Já André Portilho, chefe de ativos digitais do BTG Pactual, afirma que uma das principais narrativas para se atentar no pós-halving é a de construção de infraestrutura blockchain para viabilizar a criação de aplicações descentralizadas como a dos dois setores citados. “Nós ainda temos muita coisa a ser desenvolvida”, afirma.
Portilho acredita que apesar de o Ethereum, maior rede cripto em aplicação comercial no mundo, ter saído de moda nas recomendações dos analistas, ainda é um ecossistema com diversas possibilidades a serem exploradas. E um dos motivos para apostar no protocolo é o efeito que ele possui por ser o mais testado e conhecido para construção de contratos inteligentes.
“Há redes que podem performar melhor, mas não só por performarem melhor serão vencedoras. O Ethereum tem um efeito de rede muito grande com todas as suas segundas camadas. Precisa ter uma desculpa muito boa para desenvolver em algo que não seja Ethereum ou Solana.”
Para o setor cripto como um todo, a expectativa principal é pelo início do ciclo de corte de juros nos EUA, visto como um gatilho para o fluxo de capital para ativos de renda variável em geral. Rebelo destaca que os grandes investidores ainda não entraram em peso nos fundos negociados em bolsa (ETFs) de bitcoin das bolsas americanas, apesar de toda a valorização da principal das criptomoedas desde que estes produtos foram aprovados pela SEC (comissão de valores mobiliários dos EUA).
“O capital institucional não penetrou direito. O tíquete médio do investimento nos ETFs está por volta de US$ 13 mil a US$ 18 mil. Não é institucional de peso”, afirma. “Continuamos otimistas, mas o que vai ditar a valorização é a sinalização de corte de juros.”
Portilho também acredita que o cenário macro terá mais impacto para cripto do que alguns dos eventos mais específicos do setor, como é o caso do halving.

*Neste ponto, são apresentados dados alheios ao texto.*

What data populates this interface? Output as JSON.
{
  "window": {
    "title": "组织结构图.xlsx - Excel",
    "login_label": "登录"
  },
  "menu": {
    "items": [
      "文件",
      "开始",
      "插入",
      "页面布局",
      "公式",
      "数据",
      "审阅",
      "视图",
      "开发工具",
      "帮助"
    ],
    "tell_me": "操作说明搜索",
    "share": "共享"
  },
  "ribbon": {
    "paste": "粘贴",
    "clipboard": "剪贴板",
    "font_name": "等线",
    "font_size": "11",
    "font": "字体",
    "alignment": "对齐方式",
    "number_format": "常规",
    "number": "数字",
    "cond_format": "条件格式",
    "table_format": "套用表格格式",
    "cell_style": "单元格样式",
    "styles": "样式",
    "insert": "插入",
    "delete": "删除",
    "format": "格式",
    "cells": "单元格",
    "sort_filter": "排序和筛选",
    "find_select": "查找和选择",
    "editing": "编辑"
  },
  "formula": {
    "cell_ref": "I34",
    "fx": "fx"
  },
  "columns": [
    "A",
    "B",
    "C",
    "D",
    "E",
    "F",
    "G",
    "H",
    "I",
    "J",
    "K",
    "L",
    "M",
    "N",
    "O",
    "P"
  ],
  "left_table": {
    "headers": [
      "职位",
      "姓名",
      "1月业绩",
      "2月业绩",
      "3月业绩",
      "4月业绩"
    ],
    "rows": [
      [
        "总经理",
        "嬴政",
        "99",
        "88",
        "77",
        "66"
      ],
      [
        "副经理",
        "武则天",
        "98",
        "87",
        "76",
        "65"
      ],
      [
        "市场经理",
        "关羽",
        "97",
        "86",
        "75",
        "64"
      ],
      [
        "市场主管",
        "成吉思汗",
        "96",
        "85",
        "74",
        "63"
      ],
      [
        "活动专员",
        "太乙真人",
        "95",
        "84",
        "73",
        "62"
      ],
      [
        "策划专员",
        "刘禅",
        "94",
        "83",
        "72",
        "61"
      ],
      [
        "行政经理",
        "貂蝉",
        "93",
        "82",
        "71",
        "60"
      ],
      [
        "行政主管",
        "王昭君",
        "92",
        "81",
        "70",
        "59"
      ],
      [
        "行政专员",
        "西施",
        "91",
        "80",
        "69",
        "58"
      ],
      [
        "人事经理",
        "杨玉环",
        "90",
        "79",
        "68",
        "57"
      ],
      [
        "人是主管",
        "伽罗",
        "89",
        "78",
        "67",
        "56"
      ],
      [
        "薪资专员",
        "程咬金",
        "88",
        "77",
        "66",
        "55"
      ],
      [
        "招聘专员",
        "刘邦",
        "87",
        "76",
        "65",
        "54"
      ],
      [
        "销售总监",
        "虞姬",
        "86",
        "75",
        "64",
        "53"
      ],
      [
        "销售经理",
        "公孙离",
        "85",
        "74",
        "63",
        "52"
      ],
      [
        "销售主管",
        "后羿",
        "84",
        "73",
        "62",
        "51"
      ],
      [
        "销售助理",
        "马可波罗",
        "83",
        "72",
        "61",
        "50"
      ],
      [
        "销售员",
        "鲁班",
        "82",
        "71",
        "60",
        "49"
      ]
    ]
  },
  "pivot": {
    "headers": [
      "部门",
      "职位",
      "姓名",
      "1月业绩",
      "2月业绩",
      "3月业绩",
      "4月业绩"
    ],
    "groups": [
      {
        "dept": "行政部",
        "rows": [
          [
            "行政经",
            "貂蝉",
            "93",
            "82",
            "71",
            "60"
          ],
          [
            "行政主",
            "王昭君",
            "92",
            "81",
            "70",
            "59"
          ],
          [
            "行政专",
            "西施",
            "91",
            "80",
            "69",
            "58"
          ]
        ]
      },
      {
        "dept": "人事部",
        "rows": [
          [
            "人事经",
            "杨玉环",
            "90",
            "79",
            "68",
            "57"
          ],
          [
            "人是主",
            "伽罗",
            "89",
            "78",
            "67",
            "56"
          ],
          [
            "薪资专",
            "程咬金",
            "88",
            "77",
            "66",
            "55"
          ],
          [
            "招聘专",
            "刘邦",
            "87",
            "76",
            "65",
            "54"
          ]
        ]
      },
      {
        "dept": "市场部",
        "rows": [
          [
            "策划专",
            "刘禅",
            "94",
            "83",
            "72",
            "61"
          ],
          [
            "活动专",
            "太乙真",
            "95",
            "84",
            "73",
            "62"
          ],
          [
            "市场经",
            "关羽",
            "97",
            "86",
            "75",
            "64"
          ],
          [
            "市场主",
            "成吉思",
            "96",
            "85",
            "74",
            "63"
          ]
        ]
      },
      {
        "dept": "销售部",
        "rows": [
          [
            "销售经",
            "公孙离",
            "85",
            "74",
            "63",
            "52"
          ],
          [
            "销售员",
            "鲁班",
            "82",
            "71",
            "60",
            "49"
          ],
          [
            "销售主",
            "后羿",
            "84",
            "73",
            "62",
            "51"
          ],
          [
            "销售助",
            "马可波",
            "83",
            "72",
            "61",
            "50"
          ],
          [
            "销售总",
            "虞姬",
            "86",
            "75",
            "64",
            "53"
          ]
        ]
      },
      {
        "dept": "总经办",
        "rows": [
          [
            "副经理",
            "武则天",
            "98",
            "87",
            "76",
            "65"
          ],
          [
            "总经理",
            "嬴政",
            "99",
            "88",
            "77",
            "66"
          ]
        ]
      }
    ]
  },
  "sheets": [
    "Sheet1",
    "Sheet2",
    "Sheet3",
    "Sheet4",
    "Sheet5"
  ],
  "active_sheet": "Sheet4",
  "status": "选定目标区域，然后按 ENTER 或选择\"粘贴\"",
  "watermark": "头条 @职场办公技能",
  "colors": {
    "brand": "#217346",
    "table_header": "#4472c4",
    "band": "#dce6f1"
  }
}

“O halving é um fetiche do mundo cripto. Hoje, se você compara a quantidade de novos bitcoins sendo emitidos com o volume do mercado à vista e como era esta relação em outros halvings, percebe que é uma realidade completamente diferente.”
O executivo do BTG avalia que o impacto da demanda causado pelo lançamento dos ETFs de bitcoin é muito mais relevante em termos de preço do que a diminuição da oferta futura provocada pelo halving.
Fábio Plein, diretor regional para as Américas da Coinbase, diz que o halving é importante para toda a indústria de criptomoedas por reforçar a escassez da moeda digital. Contudo, ele também vê fatores externos, tais quais a política monetária americana como algo que possui maior potencial de efeito nas cotações dos ativos digitais.